Много людей, много забот. Какие неприятные вещи в доме: дура Софи доведет до несчастья, Александр чужими глазами на всех глядел… Марта Кастеллас неприятна… И расползается дом. Неверные люди стали. А как бы весело, как бы хорошо, боже мой, можно было жить, если бы… Бог с ними с капиталами, с княгиней, она деревянная какая-то, бог с ней совсем, но дети-то – ведь растут, и детей-то – кто направит, кто определит? Александр, Александр изменился…
7
Синие листы его проекта, где клубящиеся росчерки над и были похожи на дым несуществующих заводов, – были ли они расчетом или любовью?
Волоокая девочка, высокая, нерусская – была ли она любовью или расчетом?
А Кавказская земля?
8
В крепости, рядом с домом военного генерал-губернатора Сипягина, в просторном каземате сидят трое пленных персидских ханов.
Каземат убран, по приказу Сипягина, хорошо, и ханы сидят на коврах. Им приносят плов, и они едят медленно, ничего не говоря во время еды. За окном в черном котле кашевар мешает ложкой звезды. Ханы не оборачиваются к окнам.
Когда дежурный унтер-офицер приходит убрать плов и приносит конфеты в меду, ханы вытирают жирные пальцы о полы халатов и тихо рыгают, из вежливости, показывая этим, что они сыты. Генерал-губернатор, действительно, кормит их превосходно.
Ханы потолстели, они не жалуются, и лишены они одного: жен. Они с удовольствием вспоминают в беседах особо вкусные блюда, не генерал-губернаторской кухни, с которой приносят им теперь, а родные.

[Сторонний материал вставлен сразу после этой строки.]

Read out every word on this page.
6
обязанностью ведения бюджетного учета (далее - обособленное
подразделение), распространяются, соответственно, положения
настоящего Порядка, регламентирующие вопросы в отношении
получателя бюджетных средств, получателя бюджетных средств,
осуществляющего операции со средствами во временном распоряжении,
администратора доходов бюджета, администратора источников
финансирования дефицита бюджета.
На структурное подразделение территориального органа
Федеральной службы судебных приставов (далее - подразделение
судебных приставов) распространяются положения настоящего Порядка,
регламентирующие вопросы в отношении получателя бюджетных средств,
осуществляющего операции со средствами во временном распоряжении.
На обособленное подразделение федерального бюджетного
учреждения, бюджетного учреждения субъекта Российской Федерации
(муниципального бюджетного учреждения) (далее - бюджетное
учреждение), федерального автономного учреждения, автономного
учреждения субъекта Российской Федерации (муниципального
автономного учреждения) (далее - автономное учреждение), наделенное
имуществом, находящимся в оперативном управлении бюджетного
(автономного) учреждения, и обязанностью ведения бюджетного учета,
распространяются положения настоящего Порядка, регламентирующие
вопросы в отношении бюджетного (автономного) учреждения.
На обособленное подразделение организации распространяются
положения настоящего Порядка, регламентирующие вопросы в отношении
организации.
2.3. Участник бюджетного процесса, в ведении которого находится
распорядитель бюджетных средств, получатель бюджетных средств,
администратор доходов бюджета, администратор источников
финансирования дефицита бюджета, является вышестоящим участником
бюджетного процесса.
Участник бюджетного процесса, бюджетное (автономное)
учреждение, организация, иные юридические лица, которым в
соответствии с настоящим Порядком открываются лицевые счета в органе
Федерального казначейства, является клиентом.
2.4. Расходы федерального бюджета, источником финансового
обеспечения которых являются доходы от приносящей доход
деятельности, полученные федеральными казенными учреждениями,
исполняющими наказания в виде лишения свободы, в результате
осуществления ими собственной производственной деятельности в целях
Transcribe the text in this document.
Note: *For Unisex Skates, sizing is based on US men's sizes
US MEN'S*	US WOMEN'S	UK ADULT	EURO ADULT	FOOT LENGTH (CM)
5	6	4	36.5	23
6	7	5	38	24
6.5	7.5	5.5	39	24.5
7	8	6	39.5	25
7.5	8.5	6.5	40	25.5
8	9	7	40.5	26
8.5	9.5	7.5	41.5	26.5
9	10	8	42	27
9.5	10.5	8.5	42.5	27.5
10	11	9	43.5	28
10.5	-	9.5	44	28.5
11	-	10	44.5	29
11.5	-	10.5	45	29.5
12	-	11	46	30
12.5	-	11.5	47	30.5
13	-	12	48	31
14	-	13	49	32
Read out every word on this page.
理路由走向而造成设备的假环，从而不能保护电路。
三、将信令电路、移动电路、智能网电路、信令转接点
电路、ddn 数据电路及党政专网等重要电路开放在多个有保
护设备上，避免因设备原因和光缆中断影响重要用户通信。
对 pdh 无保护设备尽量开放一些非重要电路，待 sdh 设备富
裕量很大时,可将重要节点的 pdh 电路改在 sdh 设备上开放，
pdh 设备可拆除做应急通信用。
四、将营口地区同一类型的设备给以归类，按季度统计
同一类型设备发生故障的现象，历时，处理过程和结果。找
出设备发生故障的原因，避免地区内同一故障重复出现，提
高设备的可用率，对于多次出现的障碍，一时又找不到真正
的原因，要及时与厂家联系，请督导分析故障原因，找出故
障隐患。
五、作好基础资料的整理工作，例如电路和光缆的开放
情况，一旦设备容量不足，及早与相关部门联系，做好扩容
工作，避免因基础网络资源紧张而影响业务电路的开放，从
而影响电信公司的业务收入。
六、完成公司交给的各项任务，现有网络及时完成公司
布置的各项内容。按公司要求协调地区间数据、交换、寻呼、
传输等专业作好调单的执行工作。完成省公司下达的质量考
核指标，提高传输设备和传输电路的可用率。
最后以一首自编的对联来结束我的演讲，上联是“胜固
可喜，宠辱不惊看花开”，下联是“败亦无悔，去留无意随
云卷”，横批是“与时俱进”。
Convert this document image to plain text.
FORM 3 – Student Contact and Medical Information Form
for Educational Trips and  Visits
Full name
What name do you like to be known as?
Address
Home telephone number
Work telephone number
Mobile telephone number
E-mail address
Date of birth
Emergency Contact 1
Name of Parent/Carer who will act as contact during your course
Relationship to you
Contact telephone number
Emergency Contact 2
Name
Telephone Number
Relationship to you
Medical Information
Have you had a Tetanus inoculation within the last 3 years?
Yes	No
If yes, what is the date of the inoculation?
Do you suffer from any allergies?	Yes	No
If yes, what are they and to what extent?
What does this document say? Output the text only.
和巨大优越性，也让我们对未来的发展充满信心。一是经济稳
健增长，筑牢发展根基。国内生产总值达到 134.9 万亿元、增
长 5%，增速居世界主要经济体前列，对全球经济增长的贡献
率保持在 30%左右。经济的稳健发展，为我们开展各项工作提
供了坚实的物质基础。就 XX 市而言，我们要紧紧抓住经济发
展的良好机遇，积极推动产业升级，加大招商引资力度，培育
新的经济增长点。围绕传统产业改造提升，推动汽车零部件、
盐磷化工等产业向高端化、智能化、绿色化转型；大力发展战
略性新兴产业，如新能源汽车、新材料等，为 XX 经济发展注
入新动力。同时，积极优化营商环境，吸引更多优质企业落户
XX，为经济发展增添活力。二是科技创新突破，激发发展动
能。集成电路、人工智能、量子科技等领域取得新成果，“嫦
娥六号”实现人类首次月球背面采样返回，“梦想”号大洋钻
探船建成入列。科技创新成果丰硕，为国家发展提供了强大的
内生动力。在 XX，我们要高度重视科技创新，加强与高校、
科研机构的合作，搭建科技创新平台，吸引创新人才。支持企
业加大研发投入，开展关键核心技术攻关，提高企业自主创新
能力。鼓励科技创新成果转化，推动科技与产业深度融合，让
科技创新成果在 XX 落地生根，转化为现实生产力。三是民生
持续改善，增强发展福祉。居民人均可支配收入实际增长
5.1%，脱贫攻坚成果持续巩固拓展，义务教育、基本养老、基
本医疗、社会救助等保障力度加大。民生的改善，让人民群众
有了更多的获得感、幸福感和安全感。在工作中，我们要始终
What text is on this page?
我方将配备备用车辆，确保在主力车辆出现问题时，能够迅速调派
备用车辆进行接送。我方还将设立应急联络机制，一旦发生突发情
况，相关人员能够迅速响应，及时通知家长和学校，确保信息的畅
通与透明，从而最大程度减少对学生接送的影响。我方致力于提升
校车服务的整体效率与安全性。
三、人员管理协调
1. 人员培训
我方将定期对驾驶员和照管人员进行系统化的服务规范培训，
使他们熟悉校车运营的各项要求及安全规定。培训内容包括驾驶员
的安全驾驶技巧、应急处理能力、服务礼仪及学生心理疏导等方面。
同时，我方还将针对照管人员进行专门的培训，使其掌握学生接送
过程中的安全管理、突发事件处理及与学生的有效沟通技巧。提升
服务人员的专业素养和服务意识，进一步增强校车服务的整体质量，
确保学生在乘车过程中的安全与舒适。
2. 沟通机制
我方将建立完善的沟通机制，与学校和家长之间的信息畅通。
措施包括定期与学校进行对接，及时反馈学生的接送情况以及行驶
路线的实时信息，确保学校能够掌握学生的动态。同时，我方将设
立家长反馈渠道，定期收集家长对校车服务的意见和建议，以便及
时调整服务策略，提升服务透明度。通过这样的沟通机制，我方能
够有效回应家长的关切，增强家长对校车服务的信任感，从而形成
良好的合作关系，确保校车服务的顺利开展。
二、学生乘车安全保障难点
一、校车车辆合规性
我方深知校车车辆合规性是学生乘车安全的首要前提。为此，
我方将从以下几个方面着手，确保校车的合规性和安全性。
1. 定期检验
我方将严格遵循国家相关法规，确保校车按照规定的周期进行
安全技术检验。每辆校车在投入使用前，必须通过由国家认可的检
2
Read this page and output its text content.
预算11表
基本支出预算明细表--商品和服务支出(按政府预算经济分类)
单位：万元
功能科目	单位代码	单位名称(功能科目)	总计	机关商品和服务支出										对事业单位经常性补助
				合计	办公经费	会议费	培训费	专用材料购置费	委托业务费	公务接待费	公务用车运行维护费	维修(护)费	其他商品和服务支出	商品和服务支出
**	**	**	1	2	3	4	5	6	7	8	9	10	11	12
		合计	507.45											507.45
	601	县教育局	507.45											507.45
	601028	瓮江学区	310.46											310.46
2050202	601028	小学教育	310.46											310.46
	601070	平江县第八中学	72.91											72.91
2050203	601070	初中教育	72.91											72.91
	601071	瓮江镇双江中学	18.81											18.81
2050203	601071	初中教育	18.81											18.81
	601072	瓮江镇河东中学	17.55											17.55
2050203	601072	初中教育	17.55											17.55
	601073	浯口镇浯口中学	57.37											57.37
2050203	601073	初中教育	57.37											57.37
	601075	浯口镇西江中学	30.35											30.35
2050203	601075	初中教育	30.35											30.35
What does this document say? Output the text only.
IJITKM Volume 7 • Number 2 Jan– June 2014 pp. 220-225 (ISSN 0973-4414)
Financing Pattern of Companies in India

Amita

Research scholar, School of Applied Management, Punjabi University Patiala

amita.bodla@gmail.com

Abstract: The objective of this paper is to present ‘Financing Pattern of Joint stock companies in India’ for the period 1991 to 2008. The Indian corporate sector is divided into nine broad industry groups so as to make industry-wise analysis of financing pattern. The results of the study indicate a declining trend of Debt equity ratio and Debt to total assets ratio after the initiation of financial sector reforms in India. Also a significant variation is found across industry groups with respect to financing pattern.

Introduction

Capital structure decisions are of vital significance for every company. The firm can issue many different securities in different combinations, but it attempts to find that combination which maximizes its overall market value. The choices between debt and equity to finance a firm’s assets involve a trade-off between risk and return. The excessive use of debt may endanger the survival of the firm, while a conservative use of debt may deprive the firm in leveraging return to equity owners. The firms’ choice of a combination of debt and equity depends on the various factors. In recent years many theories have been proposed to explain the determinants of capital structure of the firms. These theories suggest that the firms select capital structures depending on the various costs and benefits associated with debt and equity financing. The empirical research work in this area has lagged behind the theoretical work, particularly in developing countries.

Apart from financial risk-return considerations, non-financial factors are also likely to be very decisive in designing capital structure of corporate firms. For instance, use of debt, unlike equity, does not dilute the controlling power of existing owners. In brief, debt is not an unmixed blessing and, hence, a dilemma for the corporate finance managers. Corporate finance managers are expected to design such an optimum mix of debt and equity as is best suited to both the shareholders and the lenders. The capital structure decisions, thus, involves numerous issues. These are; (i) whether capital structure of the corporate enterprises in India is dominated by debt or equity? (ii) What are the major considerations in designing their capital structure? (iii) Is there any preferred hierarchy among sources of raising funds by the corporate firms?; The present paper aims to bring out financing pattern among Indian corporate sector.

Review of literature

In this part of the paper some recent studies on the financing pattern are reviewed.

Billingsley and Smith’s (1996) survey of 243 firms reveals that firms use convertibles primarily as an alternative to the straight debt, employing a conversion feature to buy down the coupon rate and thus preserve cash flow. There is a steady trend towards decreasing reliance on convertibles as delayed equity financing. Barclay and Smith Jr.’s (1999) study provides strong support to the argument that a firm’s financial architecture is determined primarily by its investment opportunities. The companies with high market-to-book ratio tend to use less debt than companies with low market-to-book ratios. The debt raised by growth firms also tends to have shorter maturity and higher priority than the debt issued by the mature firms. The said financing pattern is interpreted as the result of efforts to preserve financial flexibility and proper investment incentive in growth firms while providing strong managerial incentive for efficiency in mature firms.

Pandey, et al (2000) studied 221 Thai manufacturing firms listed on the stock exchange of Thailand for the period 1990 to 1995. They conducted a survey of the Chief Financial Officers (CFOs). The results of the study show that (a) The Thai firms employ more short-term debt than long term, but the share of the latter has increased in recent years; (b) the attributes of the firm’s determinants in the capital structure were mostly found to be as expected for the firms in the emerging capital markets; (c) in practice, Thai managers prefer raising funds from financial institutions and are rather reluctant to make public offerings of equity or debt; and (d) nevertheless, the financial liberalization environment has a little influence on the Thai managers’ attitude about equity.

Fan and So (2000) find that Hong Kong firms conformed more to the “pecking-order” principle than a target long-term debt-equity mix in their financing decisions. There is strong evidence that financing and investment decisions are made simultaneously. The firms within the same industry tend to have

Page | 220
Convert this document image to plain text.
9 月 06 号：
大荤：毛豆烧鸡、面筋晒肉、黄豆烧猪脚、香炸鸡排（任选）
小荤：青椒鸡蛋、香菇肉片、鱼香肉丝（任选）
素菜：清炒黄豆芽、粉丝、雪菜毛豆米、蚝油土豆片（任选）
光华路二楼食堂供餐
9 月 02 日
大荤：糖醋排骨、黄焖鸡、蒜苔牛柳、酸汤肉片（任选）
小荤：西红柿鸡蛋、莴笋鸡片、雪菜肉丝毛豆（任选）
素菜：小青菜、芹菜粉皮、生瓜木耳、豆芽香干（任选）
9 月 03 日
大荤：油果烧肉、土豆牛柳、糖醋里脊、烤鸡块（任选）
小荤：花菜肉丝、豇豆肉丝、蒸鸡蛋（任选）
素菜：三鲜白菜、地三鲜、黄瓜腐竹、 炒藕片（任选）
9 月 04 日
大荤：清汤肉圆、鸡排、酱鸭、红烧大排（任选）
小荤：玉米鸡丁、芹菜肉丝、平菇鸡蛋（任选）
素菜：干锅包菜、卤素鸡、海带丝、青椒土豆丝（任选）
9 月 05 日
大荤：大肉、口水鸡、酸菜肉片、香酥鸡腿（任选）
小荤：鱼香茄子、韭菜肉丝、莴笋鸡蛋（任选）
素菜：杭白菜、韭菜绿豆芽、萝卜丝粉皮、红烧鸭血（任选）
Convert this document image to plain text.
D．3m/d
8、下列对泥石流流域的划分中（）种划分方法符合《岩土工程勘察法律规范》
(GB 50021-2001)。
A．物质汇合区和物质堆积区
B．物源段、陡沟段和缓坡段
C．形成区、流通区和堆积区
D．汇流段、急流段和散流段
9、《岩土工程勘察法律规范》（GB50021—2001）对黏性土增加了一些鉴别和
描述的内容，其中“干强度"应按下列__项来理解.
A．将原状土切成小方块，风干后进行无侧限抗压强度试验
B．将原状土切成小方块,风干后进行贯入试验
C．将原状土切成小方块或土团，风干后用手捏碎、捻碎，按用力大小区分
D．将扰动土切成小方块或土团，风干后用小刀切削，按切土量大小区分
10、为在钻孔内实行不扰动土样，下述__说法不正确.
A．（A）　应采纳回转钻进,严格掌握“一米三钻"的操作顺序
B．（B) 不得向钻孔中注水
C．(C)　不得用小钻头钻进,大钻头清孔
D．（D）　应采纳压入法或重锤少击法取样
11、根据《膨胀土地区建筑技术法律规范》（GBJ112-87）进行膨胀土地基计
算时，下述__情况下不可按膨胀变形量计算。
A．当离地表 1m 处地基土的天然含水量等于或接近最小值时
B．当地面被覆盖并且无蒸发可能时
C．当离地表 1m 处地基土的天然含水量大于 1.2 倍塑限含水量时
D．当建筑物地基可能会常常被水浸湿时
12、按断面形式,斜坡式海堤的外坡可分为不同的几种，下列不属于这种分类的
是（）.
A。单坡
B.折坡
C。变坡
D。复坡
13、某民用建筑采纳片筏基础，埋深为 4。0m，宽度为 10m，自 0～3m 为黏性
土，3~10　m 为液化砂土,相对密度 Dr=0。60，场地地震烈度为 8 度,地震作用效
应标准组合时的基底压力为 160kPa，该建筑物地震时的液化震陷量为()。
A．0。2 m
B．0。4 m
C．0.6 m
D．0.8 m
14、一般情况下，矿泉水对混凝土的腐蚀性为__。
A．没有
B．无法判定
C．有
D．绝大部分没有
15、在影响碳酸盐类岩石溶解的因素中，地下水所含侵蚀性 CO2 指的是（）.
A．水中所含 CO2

Потом они подробно вспоминают особо удачные ласки жен, пальцы их двигаются, рты полураскрыты.
Они тихо рыгают.
И наступает время для важной беседы. Бородатый и тучный хан, бывший сардар Эриванский, говорит другому, узкобородому:
– Фетх-Али, да продлятся его дни, не будет, кажется, очень недоволен нашим пленением, ибо русский генерал разговаривал с нами о важных предметах и мы изобразили все в должном блеске. И об этом знает Абуль-Касим-хан.
Абуль-Касим-хан послан Аббасом-Мирзой в Тифлис для встречи посла и переговоров о пленных и имеет с ними свидания, но хан хвастает, потому что хоть Сипягин и угощает их, но говорит с ними мало.
– Нынче, – говорит узкобородый, – наш кафечи сообщил, что в скором времени прибывает русский полк, который – увы – везет сюда наше золото и свитки Ардебиля, в которых русские даже не могут прочесть ни одной строки.
– А знает ли Гассан-хан, что это за полк? – говорит третий, седой.
– Я слыхал нечто, слыхал, – говорит тучный хан, который ничего не слышал.
– Этот полк, как говорил мне Абуль-Касим, дрался за шах-заде Николая против шах-заде Константина.
Тучный хан ничему не удивляется. Русский престол, так же как персидский, занимает победивший сын. После старого шаха останется триста один сын, и они будут резаться, пока один из них не победит. Таков закон персидского – и вот – и русского престолонаследия.
– Фетх-Али-шах, да светятся его глаза, еще не стар. Это говорит сардар Эриванский.